The court mentioned bills of attainder in a lengthy footnote. Bills of attainder were used in colonial America to target colonists who had incurred the ire of the British government. Bills of attainder are essentially an act of government finding persons guilty of some offense with no process. Bills of attainder are prohibited twice in the U.S. Constitution. Those two sections address Congressional powers. There is no similar provision regarding Presidential powers.

The court notes that this EO is similar to a bill of attainder. It finds the two law firms guilty of perceived offenses with no hearing or trial. The court does not directly address the issue since the plaintiffs did not present the issue as a claim.
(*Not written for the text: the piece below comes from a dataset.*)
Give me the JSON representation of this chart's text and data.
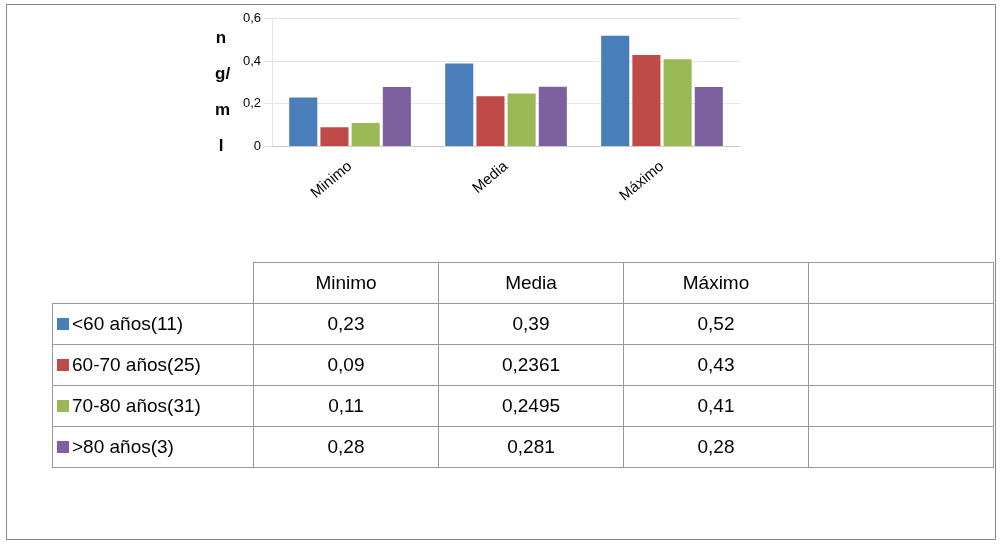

But, if Congress cannot pass a bill of attainder and if the President must enforce the laws passed by Congress, it would seem that neither may the President engage in bills of attainder.

In the end, the court was forced to do a lot of research and draft a book-length decision, but in the end, this was an easy decision for the Judge. And, I have to ask, what lawyer would accept defending such a case?